Pete y Pam salieron en seguida para hablar con los demás.
Mientras esperaban, pudieron ver varios aviones que tomaban tierra. Al cabo de un rato, el señor Hollister miró su reloj y dijo:
—Falta un minuto para las diez.
Todos guardaron silencio entonces.
Un instante después, Holly cuchicheaba:
—Creo que lo oigo llegar.
¡Claro que sí! El zumbido del motor del avión fue haciéndose más sonoro cada vez.
—¡Ahí está! —gritó Ricky, señalando el gran aparato que describía círculos, disponiéndose a tomar tierra.
Cuando las ruedas del gran aparato de mercancías rozaron la pista, los Hollister bajaron de la furgoneta.
Pam acudió a un empleado para preguntarle:
—¿Podemos ir todos a buscar a nuestro burrito?
—Sí. En cuanto se detengan los motores.
Pam tomó a sus dos hermanitas de la mano y las tres corrieron alegremente hacia el avión. Pete y Ricky se adelantaron. Cuando el señor y la señora Hollister se acercaron, el copiloto estaba bajando una rampa desde la parte posterior del avión.
—¡Ahí viene «Domingo»! —chilló Sue.
—¡Lleva una cinta roja al cuello! —observó Pam.
Mientras el burrito negro, ensillado y embridado, posaba sus patas en la pista, los niños corrieron a abrazarle. El animal parecía acordarse de ellos y rebuznó sonoramente. Pete notó que había una nota sujeta a la cinta roja que adornaba el cuello de «Domingo».
—Es un verso —dijo. Y leyó, en voz alta:
SI ME CUIDAS CON ATENCIÓN,
TE QUERRÉ DE…
Y. I. F.
—¿Qué quiere decir eso? —preguntó Sue a su padre.
—No sé. Vosotros, hijos, ¿recordáis algo que dijesen los Vega, que pueda ser una pista?
Pam movió de un lado a otro la cabeza, y luego preguntó:
—¿Qué rima con atención?
—Camión, biberón, corazón… —dijo Pete.
—¡Corazón! ¡Eso es! —exclamó Ricky—. «Si me cuidas con atención, te querré de corazón».

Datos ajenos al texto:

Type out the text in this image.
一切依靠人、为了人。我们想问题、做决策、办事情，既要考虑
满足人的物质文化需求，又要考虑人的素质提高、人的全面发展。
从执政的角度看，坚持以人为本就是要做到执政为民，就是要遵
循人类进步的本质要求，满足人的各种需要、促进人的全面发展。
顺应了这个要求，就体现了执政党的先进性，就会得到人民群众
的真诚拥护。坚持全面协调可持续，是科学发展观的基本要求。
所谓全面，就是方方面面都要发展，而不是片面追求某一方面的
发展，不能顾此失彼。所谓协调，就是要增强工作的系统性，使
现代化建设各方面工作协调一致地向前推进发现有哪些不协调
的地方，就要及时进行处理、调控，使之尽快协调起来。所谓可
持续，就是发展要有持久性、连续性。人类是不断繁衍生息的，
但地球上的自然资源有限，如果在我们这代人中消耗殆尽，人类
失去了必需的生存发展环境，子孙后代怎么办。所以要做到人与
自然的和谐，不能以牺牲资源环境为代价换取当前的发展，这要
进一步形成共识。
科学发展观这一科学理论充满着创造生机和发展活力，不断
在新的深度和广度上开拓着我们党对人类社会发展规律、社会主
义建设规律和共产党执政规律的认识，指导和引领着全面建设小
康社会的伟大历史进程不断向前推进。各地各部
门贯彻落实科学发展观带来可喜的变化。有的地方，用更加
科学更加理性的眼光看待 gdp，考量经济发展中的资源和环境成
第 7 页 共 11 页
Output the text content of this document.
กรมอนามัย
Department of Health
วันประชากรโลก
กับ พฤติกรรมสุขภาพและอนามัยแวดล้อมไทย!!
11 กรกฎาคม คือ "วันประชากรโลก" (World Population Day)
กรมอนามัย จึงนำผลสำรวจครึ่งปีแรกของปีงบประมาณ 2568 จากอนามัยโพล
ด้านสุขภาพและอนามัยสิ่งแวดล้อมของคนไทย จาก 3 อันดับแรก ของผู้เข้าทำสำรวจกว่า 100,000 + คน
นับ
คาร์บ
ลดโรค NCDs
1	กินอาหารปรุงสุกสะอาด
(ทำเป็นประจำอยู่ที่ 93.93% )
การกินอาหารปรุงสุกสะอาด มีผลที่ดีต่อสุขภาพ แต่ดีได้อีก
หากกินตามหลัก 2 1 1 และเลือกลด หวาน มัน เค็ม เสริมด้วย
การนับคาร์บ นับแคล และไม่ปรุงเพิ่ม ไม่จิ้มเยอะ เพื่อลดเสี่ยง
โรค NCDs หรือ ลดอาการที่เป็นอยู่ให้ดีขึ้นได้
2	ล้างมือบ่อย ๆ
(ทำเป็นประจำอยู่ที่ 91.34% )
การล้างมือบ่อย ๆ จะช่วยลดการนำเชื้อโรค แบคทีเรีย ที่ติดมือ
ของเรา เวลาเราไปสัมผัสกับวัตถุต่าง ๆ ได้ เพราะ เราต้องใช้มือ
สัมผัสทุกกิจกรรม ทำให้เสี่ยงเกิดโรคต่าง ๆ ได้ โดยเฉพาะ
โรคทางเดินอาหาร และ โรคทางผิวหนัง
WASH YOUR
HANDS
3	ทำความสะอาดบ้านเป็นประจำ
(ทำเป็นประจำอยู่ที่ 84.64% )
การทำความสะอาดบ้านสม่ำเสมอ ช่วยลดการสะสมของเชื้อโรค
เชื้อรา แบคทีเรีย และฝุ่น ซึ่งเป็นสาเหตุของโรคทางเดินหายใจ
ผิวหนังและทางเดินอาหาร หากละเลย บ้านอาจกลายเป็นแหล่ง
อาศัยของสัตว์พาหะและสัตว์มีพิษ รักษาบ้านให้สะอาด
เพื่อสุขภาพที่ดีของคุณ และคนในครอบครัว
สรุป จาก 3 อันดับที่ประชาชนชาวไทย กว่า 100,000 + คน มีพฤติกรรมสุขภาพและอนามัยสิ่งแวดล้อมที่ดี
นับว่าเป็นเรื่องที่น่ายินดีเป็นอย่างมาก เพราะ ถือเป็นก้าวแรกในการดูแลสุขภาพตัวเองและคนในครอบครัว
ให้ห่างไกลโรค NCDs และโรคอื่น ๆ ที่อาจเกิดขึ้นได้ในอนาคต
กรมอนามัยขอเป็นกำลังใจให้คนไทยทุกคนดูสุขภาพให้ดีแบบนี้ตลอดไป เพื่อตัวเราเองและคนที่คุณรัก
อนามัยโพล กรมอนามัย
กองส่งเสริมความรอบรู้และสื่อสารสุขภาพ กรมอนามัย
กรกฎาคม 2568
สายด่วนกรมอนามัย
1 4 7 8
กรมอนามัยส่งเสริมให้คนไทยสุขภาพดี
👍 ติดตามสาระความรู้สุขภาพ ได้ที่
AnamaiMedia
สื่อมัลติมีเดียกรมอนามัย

—Ahora sólo nos falta saber quién es Y. I. F. —suspiró Pam.
Sue acompañó el burro al remolcador y dos empleados del aeropuerto ayudaron al señor Hollister y sus hijos a colocar sobre él a «Domingo». Le ataron el ronzal a una argolla metálica. «Domingo», alarmado por tan extraños sucesos, quiso libertarse. Pete decidió viajar con el burro en el remolque, y la presencia del chico calmó un tanto al burro.
Los demás se instalaron en la furgoneta y contemplaron a «Domingo» por la ventanilla trasera, mientras el señor Hollister conducía, camino de casa. Al llegar, bajaron todos, apresuradamente, y Pete desató a «Domingo». Estaba el burro inspeccionando sus nuevos territorios y Pete se encargaba de quitarle los arreos, cuando «Zip», el hermoso perro pastor, llegó corriendo. Los dos animales se frotaron el hocico.
—¡Ya son amigos! —gritó Sue, entusiasmada.
En aquel momento, por el camino llegaban otros niños.
—Es magnífico —declaró, muy serio, un muchachito alto, de unos doce años. Era Dave Meade, un gran amigo de Pete.
Detrás llegaban Jeff y Ann Hunter, que vivían a unas manzanas de distancia de los Hollister, en la misma calle. Ann, de cabello negro y ojos grises, tenía diez años; y su hermano Jeff, ocho.
—¡Qué bonito es! —dijo Ann, acariciando al burro.
—¿Dónde lo vais a meter? —preguntó Dave.
—Le hemos hecho un pesebre en el garaje. Venid y veréis —invitó Pete.
Estaban conduciendo a «Domingo» a su hogar, en el garaje, cuando una nueva voz, gritó:
—¡Eh! ¿Qué pasa? Dejadme ver.
Pam suspiró. ¡Ya estaba allí Joey Brill! Joey era un chico antipático y mal educado, que iba a la misma clase que Pete, en la Escuela Lincoln. Era un chicarrón ceñudo y de hombros poderosos, que no había cesado de molestar a los cinco niños desde que la familia Hollister se trasladara a Shoreham. Ahora Joey se abrió paso, a codazos, entre los demás niños, hasta el garaje.
—¡Vaya caballo birrioso! —se burló.
—Si no es un caballo. ¡Es un burro! —le rectificó Sue.
Sin previo aviso, el chicazo propinó a «Domingo» una fuerte palmada en el flanco y dio un grito. El animal, asustado, salió a toda velocidad del garaje. Viéndose libre, corrió patio adelante, dirigiéndose derecho al helado lago de los Pinos.
—¡«Domingo» se está escapando! —lloriqueó Sue.